Magnetic Quantum Number
Definition and meaning of Magnetic Quantum Number in chemistry.
The magnetic quantum number (ml) is a quantum number that specifies the spatial orientation of electron orbitals in three-dimensional space around the nucleus.
In more detail
For each value of the orbital angular momentum quantum number (l), the magnetic quantum number (ml) can take integer values ranging from -l to +l. For instance, in a p orbital (l=1), the magnetic quantum number can be -1, 0, or +1, corresponding to the three distinct spatial orientations of the orbitals. The term "magnetic" arises because these orbitals are distinguishable in the presence of an external magnetic field, as demonstrated by the Zeeman effect. The number of possible ml values for a given l is always 2l+1, which equals the number of orbitals in that subshell.
Key facts
| Field | Physical Chemistry |
|---|---|
| Symbol | ml |
| Possible Values | Integer values from -l to +l |
| Orbitals per Subshell | 2l + 1 |
In a 2p subshell (where n=2 and l=1), the magnetic quantum number can have three values: ml = -1, 0, or +1. These correspond to the three different p orbital orientations in space.

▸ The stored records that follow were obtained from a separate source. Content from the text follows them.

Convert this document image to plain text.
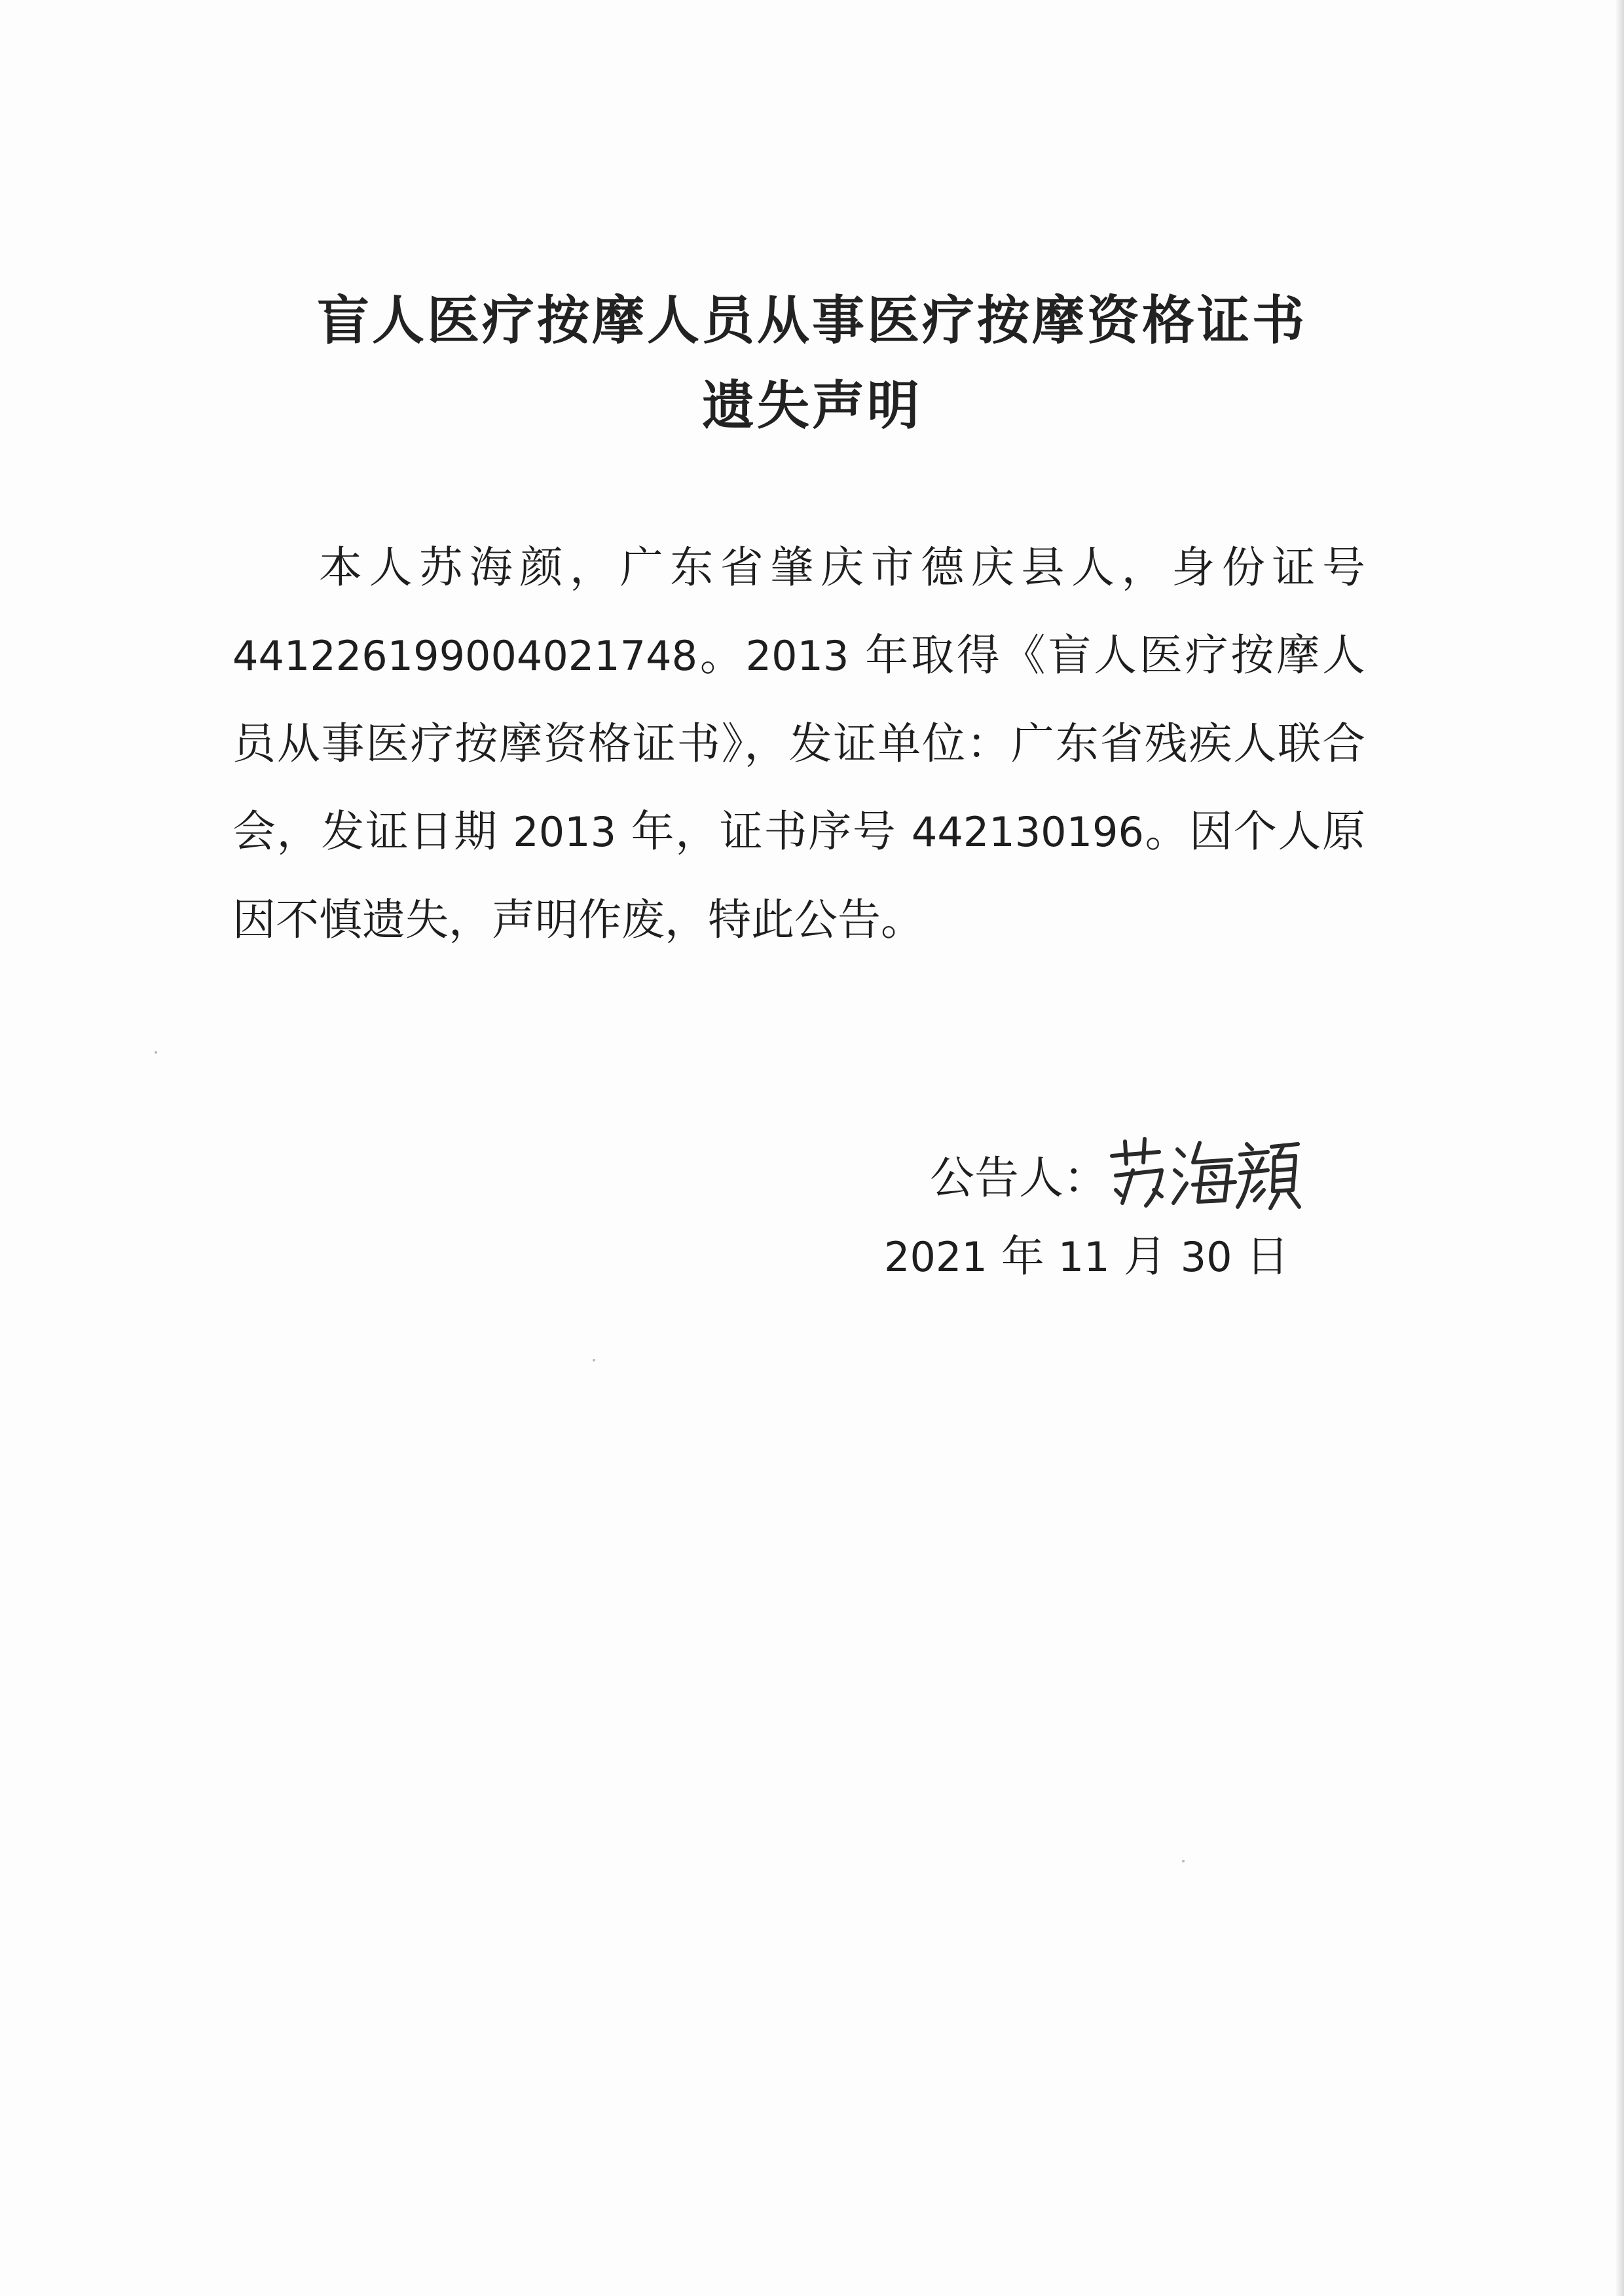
盲人医疗按摩人员从事医疗按摩资格证书
遗失声明

本人苏海颜，广东省肇庆市德庆县人，身份证号441226199004021748。2013 年取得《盲人医疗按摩人员从事医疗按摩资格证书》，发证单位：广东省残疾人联合会，发证日期 2013 年，证书序号 442130196。因个人原因不慎遗失，声明作废，特此公告。

公告人：
2021 年 11 月 30 日
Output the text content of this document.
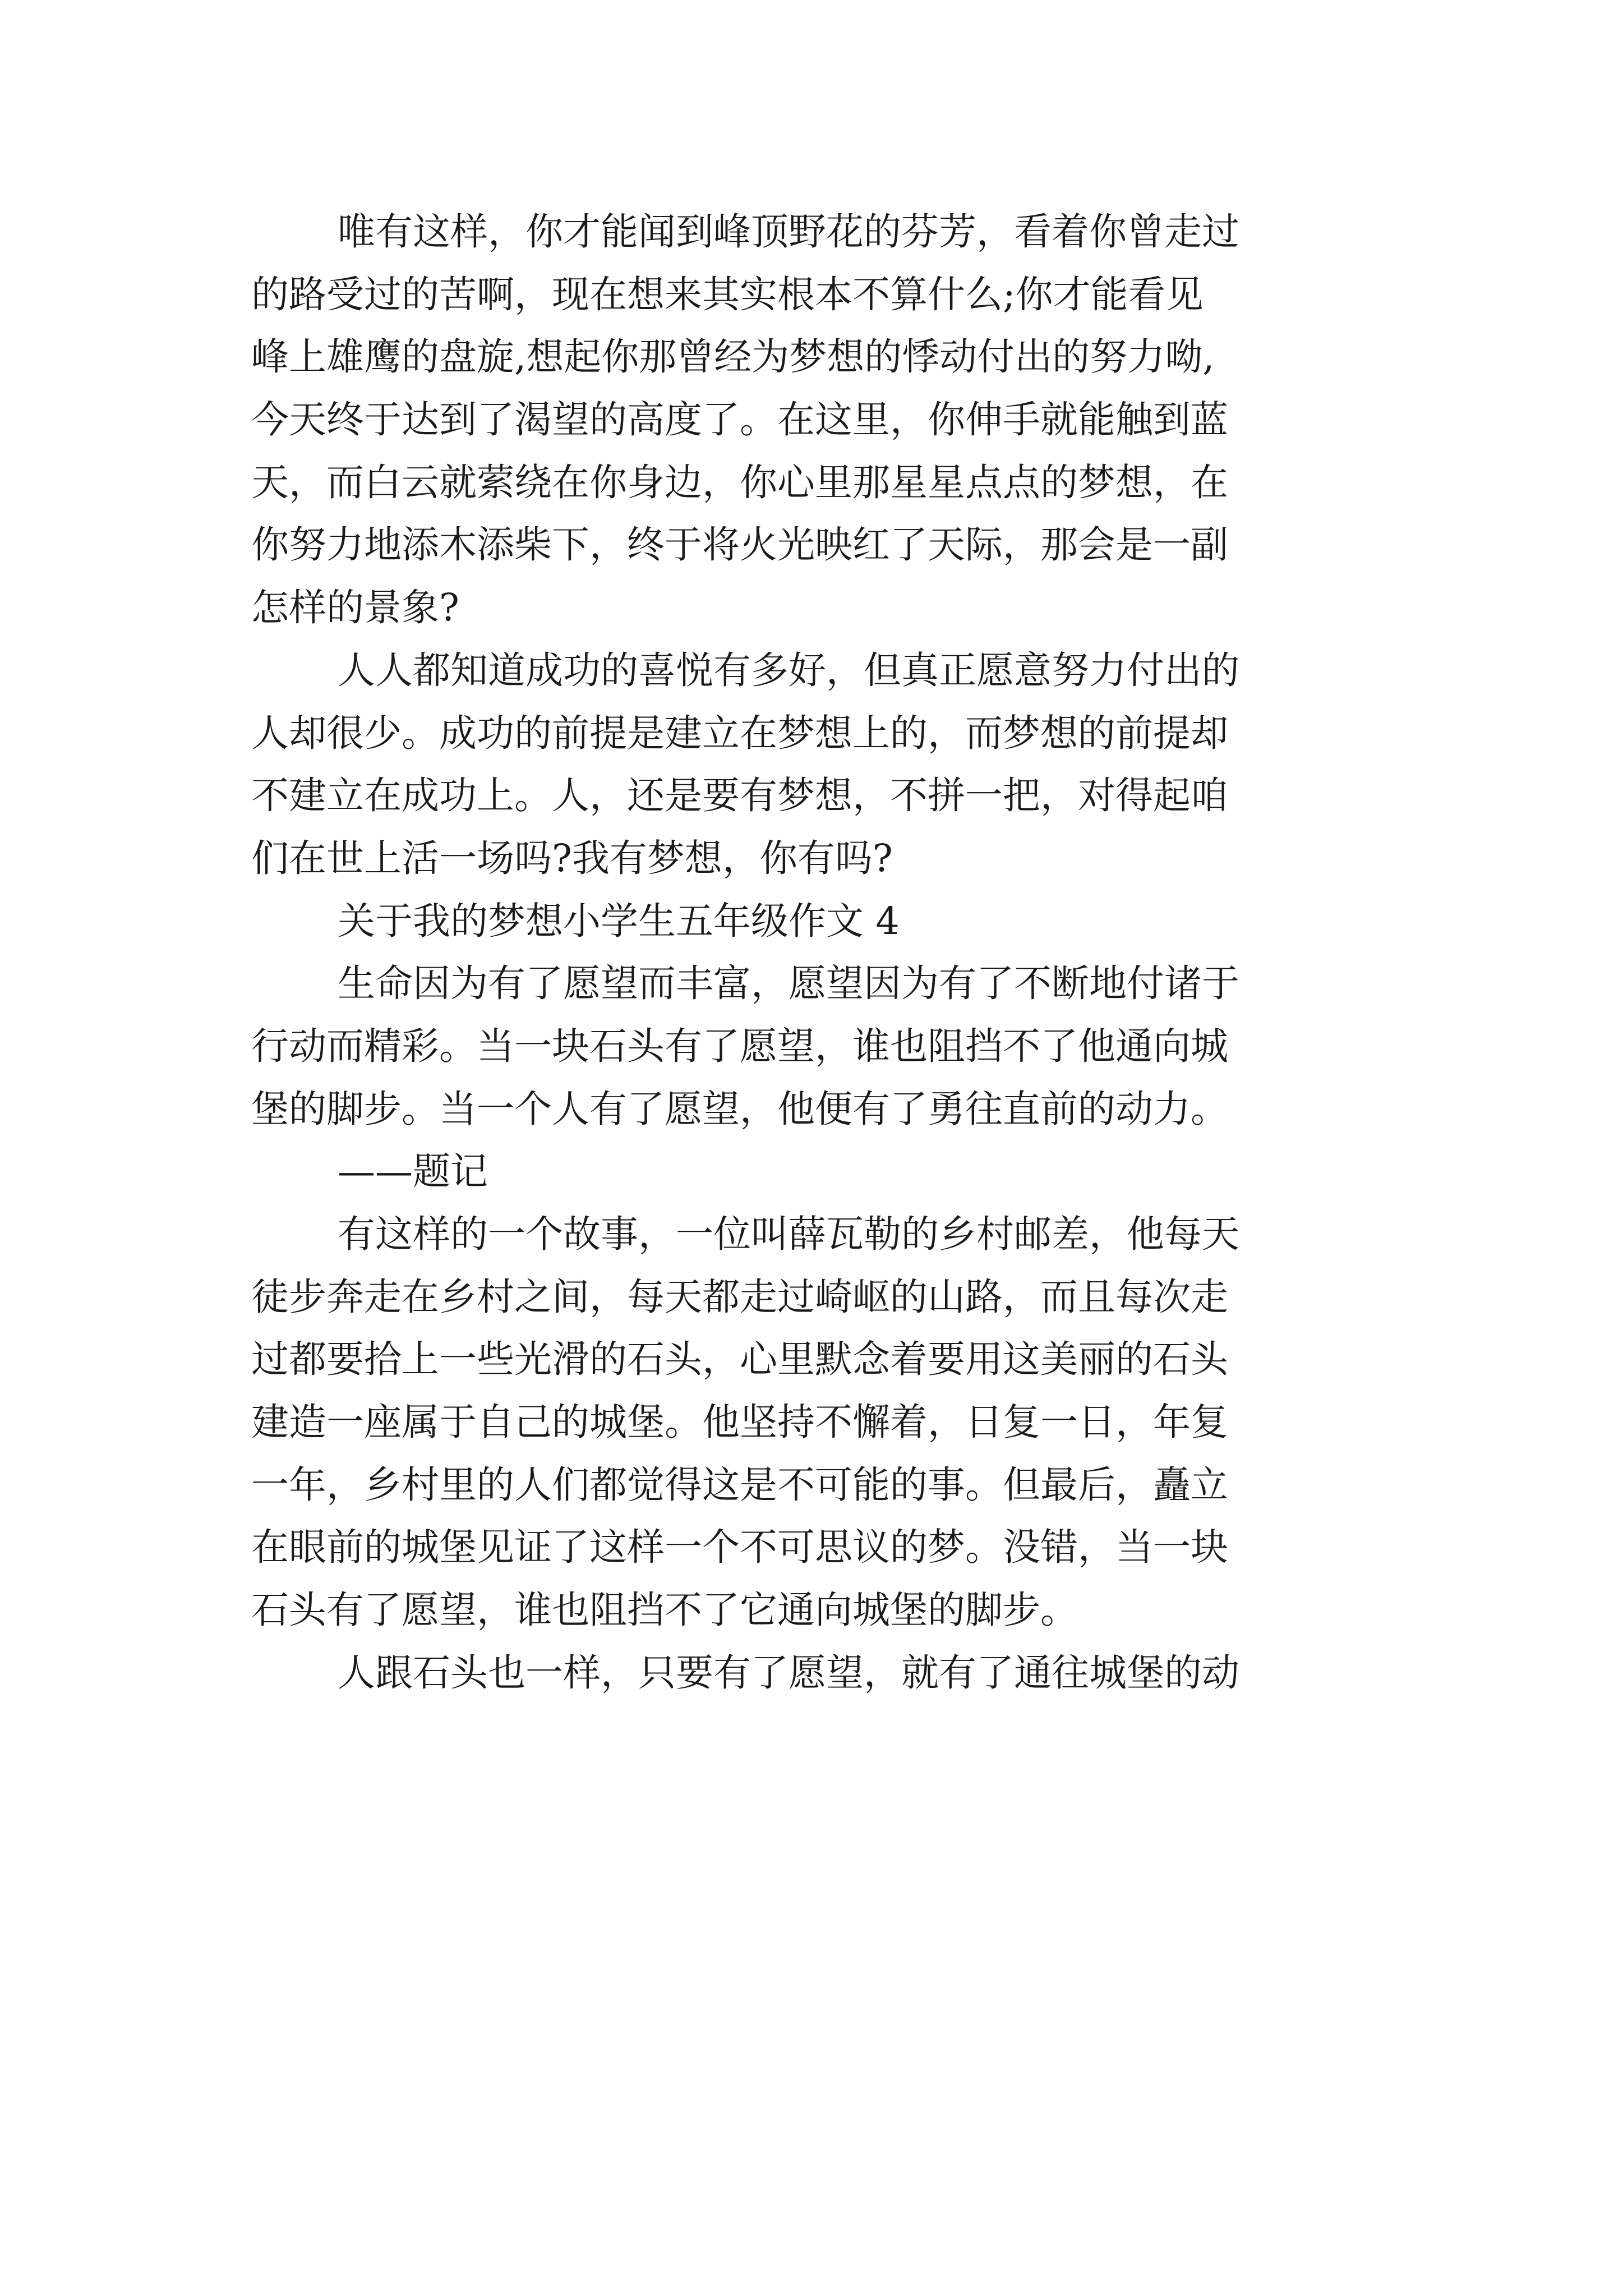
唯有这样，你才能闻到峰顶野花的芬芳，看着你曾走过
的路受过的苦啊，现在想来其实根本不算什么;你才能看见
峰上雄鹰的盘旋,想起你那曾经为梦想的悸动付出的努力呦,
今天终于达到了渴望的高度了。在这里，你伸手就能触到蓝
天，而白云就萦绕在你身边，你心里那星星点点的梦想，在
你努力地添木添柴下，终于将火光映红了天际，那会是一副
怎样的景象?
人人都知道成功的喜悦有多好，但真正愿意努力付出的
人却很少。成功的前提是建立在梦想上的，而梦想的前提却
不建立在成功上。人，还是要有梦想，不拼一把，对得起咱
们在世上活一场吗?我有梦想，你有吗?
关于我的梦想小学生五年级作文 4
生命因为有了愿望而丰富，愿望因为有了不断地付诸于
行动而精彩。当一块石头有了愿望，谁也阻挡不了他通向城
堡的脚步。当一个人有了愿望，他便有了勇往直前的动力。
——题记
有这样的一个故事，一位叫薛瓦勒的乡村邮差，他每天
徒步奔走在乡村之间，每天都走过崎岖的山路，而且每次走
过都要拾上一些光滑的石头，心里默念着要用这美丽的石头
建造一座属于自己的城堡。他坚持不懈着，日复一日，年复
一年，乡村里的人们都觉得这是不可能的事。但最后，矗立
在眼前的城堡见证了这样一个不可思议的梦。没错，当一块
石头有了愿望，谁也阻挡不了它通向城堡的脚步。
人跟石头也一样，只要有了愿望，就有了通往城堡的动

Frequently asked questions
Why is it called the 'magnetic' quantum number?
It is called magnetic because these orbitals have different energies when exposed to an external magnetic field, as shown in the Zeeman effect.
How many values can the magnetic quantum number have for a given orbital angular momentum?
For a given value of l, the magnetic quantum number can have 2l+1 possible values, which corresponds to the number of orbitals in that subshell.